Dans une économie où les fluctuations d’activité peuvent être brutales et où l’avenir est incertain, de nombreuses entreprises souhaitent ajuster avec facilité le nombre de leurs salariés, à la hausse comme à la baisse, en fonction de la conjoncture. C’est une des raisons du recours aux contrats précaires : CDD (contrats à durée déterminée), missions d’intérim. Une pratique qui s’applique en général aux emplois les moins qualifiés, les plus aisément substituables. Mais elle peut également concerner des tâches très qualifiées (conseil en informatique, gestion, marketing), pour lesquelles les entreprises peuvent aussi obtenir la flexibilité recherchée en recourant à des sociétés sous-traitantes, par exemple pour le nettoyage de leurs locaux, la gestion de la cantine, l’accueil ou la sécurité. C’est aussi le cas pour des missions plus stratégiques : gestion de l’informatique ou pilotage de nouveaux projets industriels. Altran, par exemple, est une ESN (entreprise de services du numérique) qui embauche chaque année plusieurs milliers de jeunes ingénieurs intervenant au sein de grandes entreprises industrielles.

Culture ou cueillette ?

Certes, la majorité des embauches se fait via des contrats précaires, mais ce flux concerne pour une bonne part des contrats de très courte durée, conclus en très grand nombre. Ce qui masque la bonne résistance du CDI (contrat à durée indéterminée). Les emplois stables demeurent, en effet, la forme dominante d’emploi, puisque 85 % des salariés en France sont en CDI ou fonctionnaires. Et si le développement de l’économie collaborative se traduit par un essor du travail indépendant, celui-ci demeure limité.

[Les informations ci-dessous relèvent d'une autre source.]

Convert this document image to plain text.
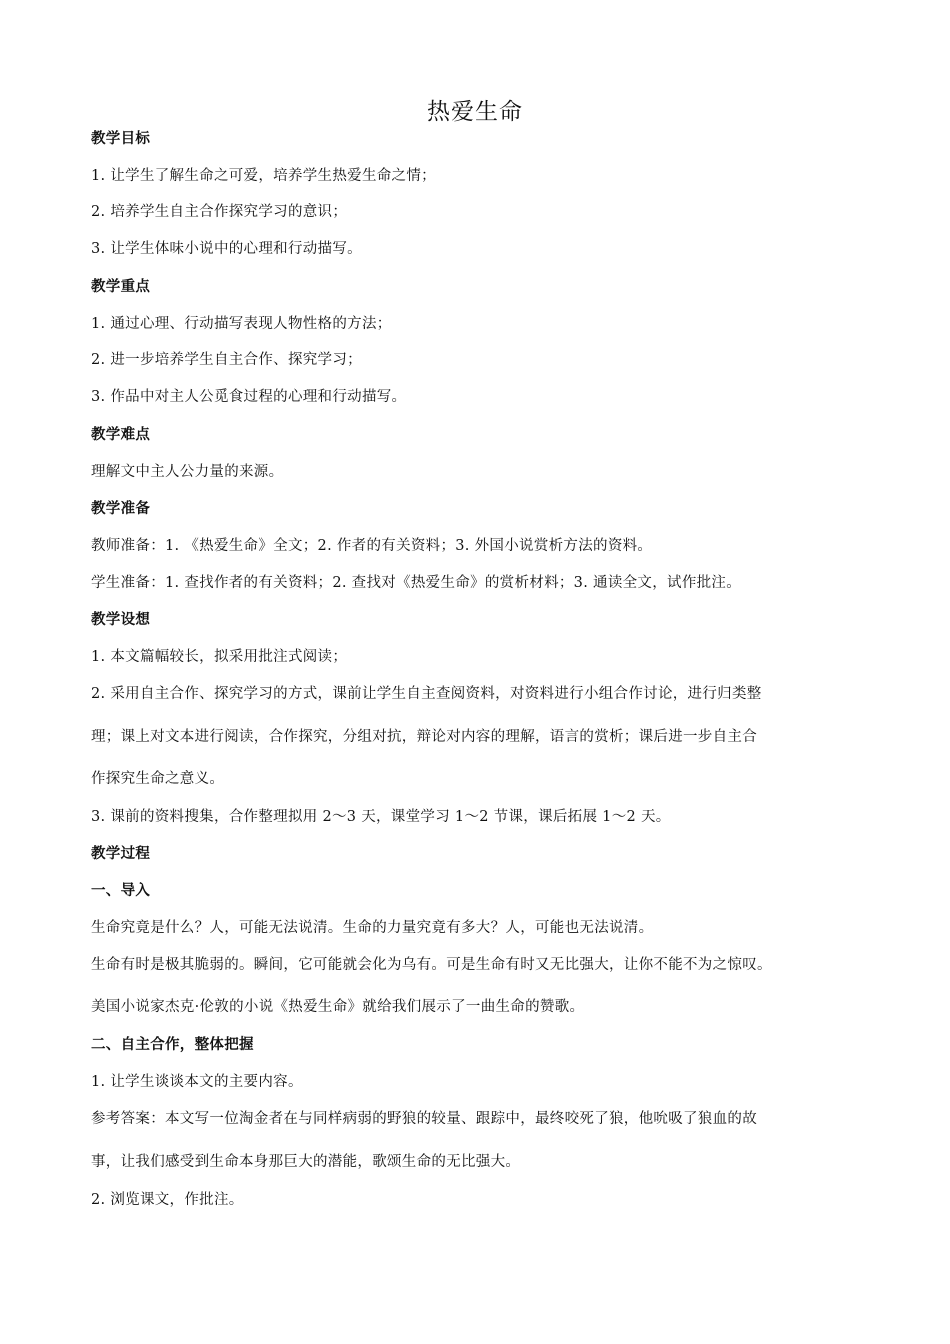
热爱生命
教学目标
1. 让学生了解生命之可爱，培养学生热爱生命之情；
2. 培养学生自主合作探究学习的意识；
3. 让学生体味小说中的心理和行动描写。
教学重点
1. 通过心理、行动描写表现人物性格的方法；
2. 进一步培养学生自主合作、探究学习；
3. 作品中对主人公觅食过程的心理和行动描写。
教学难点
理解文中主人公力量的来源。
教学准备
教师准备：1. 《热爱生命》全文；2. 作者的有关资料；3. 外国小说赏析方法的资料。
学生准备：1. 查找作者的有关资料；2. 查找对《热爱生命》的赏析材料；3. 通读全文，试作批注。
教学设想
1. 本文篇幅较长，拟采用批注式阅读；
2. 采用自主合作、探究学习的方式，课前让学生自主查阅资料，对资料进行小组合作讨论，进行归类整
理；课上对文本进行阅读，合作探究，分组对抗，辩论对内容的理解，语言的赏析；课后进一步自主合
作探究生命之意义。
3. 课前的资料搜集，合作整理拟用 2～3 天，课堂学习 1～2 节课，课后拓展 1～2 天。
教学过程
一、导入
生命究竟是什么？人，可能无法说清。生命的力量究竟有多大？人，可能也无法说清。
生命有时是极其脆弱的。瞬间，它可能就会化为乌有。可是生命有时又无比强大，让你不能不为之惊叹。
美国小说家杰克·伦敦的小说《热爱生命》就给我们展示了一曲生命的赞歌。
二、自主合作，整体把握
1. 让学生谈谈本文的主要内容。
参考答案：本文写一位淘金者在与同样病弱的野狼的较量、跟踪中，最终咬死了狼，他吮吸了狼血的故
事，让我们感受到生命本身那巨大的潜能，歌颂生命的无比强大。
2. 浏览课文，作批注。
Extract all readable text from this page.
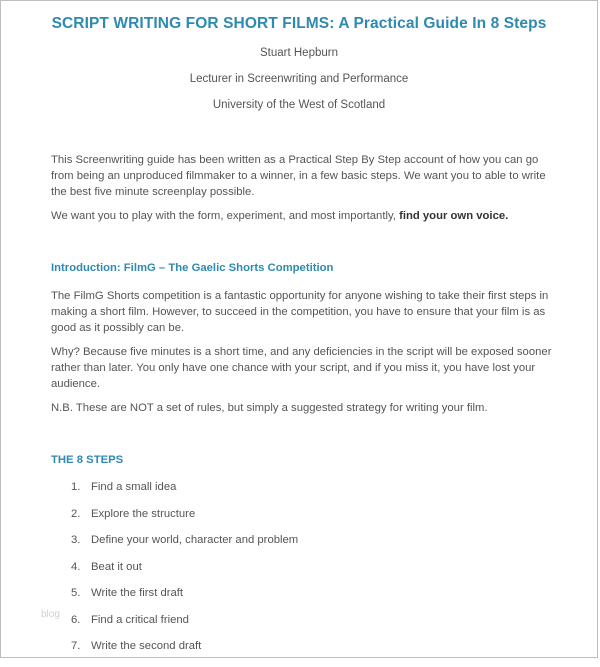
SCRIPT WRITING FOR SHORT FILMS: A Practical Guide In 8 Steps
Stuart Hepburn
Lecturer in Screenwriting and Performance
University of the West of Scotland
This Screenwriting guide has been written as a Practical Step By Step account of how you can go from being an unproduced filmmaker to a winner, in a few basic steps. We want you to able to write the best five minute screenplay possible.
We want you to play with the form, experiment, and most importantly, find your own voice.
Introduction: FilmG – The Gaelic Shorts Competition
The FilmG Shorts competition is a fantastic opportunity for anyone wishing to take their first steps in making a short film. However, to succeed in the competition, you have to ensure that your film is as good as it possibly can be.
Why? Because five minutes is a short time, and any deficiencies in the script will be exposed sooner rather than later. You only have one chance with your script, and if you miss it, you have lost your audience.
N.B. These are NOT a set of rules, but simply a suggested strategy for writing your film.
THE 8 STEPS
1. Find a small idea
2. Explore the structure
3. Define your world, character and problem
4. Beat it out
5. Write the first draft
6. Find a critical friend
7. Write the second draft
blog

En fait, les employeurs cherchent ­souvent à fidéliser leurs salariés, car ces derniers détiennent des savoir-faire précieux pour l’entreprise. Il a souvent fallu du temps pour les former. Alors, une fois rentables, autant éviter qu’ils ne partent chez un concurrent ! Les entreprises "cultivent" ainsi leur main-d’œuvre faute de pouvoir "cueillir", sur le marché du travail, des salariés immédiatement opérationnels dans leur entreprise ! D’ailleurs, l’efficacité des organisations dépend aussi de la qualité des collectifs de travail. Ces derniers associent des compétences diverses et peuvent être déstabilisés si leurs membres changent trop rapidement. Enfin, chacun s’investit mieux dans son travail quand il sait que son effort sera récompensé sur la durée !

Créer son entreprise

Pendant ce temps, de plus en plus de candidats se lancent dans la création d’entreprise, que ce soit par choix ou, parfois, faute de mieux. En 2018, plus de 700 000 entreprises ont ainsi été créées en France (hors secteur agricole), soit 17 % de plus qu’en 2017, selon l’Insee. Dans les deux tiers des cas, il s’agit d’entreprises individuelles et, parmi celles-ci, les deux tiers sont créées avec le statut d’auto­entrepreneur (désormais "micro-­entrepreneur") qui suppose une activité limitée, souvent cumulée avec un emploi salarié.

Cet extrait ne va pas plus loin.